Baru saja kedua adiknya pergi dari kamarnya, pintu kembali diketuk. Dengan wajah geram, Dira membuka pintu dan berucap, “Mau apa lagi kelen?”

“Ayak mau bicara!” ucap ayahnya sambil terbatuk-batuk.

Dira menjadi malu sendiri. Dengan sangat terpaksa ia mengizinkan ayahnya masuk dan duduk di atas ranjang kecilnya.

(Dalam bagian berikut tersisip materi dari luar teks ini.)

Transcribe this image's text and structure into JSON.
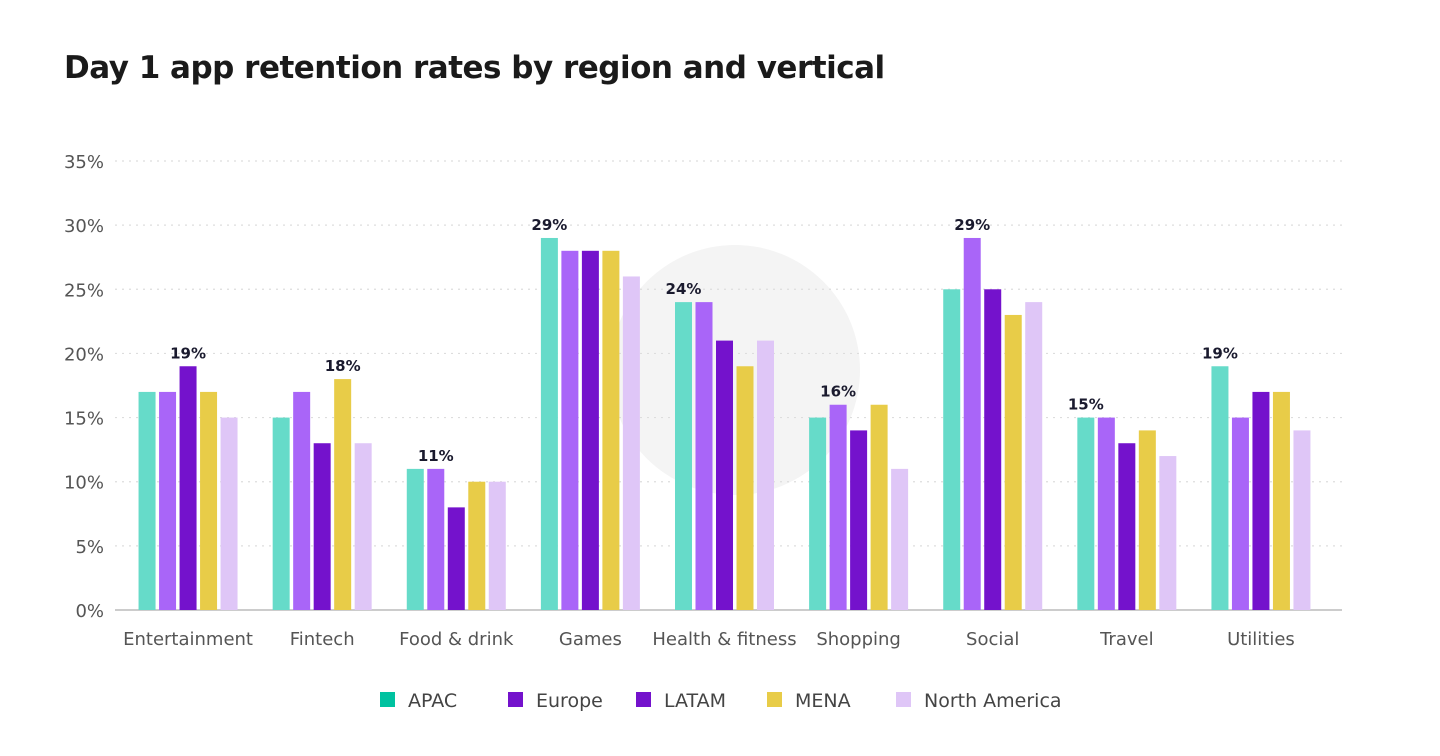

“Dir, kau tengoklah, Ayak udah tua, udah sakit-sakitan. Ayak pengen kali liat kau menikah. Kau kan anak pertamanya Ayak,” ucapnya yang kemudian terhenti karena batuk.

Dira hanya bisa menghembuskan napas berat dari mulutnya. Hatinya sangat kesal jika harus membahas tentang pria ataupun pernikahan. Jauh dilubuk hatinya, ia sama sekali enggan untuk menikah. Baginya, jika bisa bahagia tanpa menikah, kenapa harus menikah?

“Nanti sore ada yang mau datang. Kau tunjukkanlah sikap baikmu. Jangan buat malu Ayak!”

“Yak! Kenapalah sibuk kali nyuruh aku kawin? Rupanya kalau aku kawin, jamin panjang umur Ayak?” tanyanya berang sambil berdiri dengan tatapan kesal. Jika bukan sedang berbicara dengan ayahnya, mungkin meja kecil yang ada di sana sudah mendarat ke lawan bicaranya.

“Ya, panjang umur Ayak, tenang hati Ayak! Kau tau kenapa? karena tingkah kau ini. Ayak takut ... enggak ada cowok yang mau kawin sama perempuan macam kau!” ucap Ayahnya kasar yang kemudian pergi meninggalkan Dira seorang diri di kamar.

Terduduk lemas di bibir ranjang, hati Dira merasa sangat bersedih. Dari begitu banyak pertengkaran yang terjadi, baru kali ini ia merasa hatinya tertusuk dalam oleh ucapan ayahnya.

Sesaat kemudian matanya melirik tajam pada selembar kertas yang ada di atas meja. Sambil menunjukkan senyuman dan tatapan kepedihan Dira menganggukkan kepala. Tangan yang mengepal terlihat bergetar dengan napas yang berderu kencang.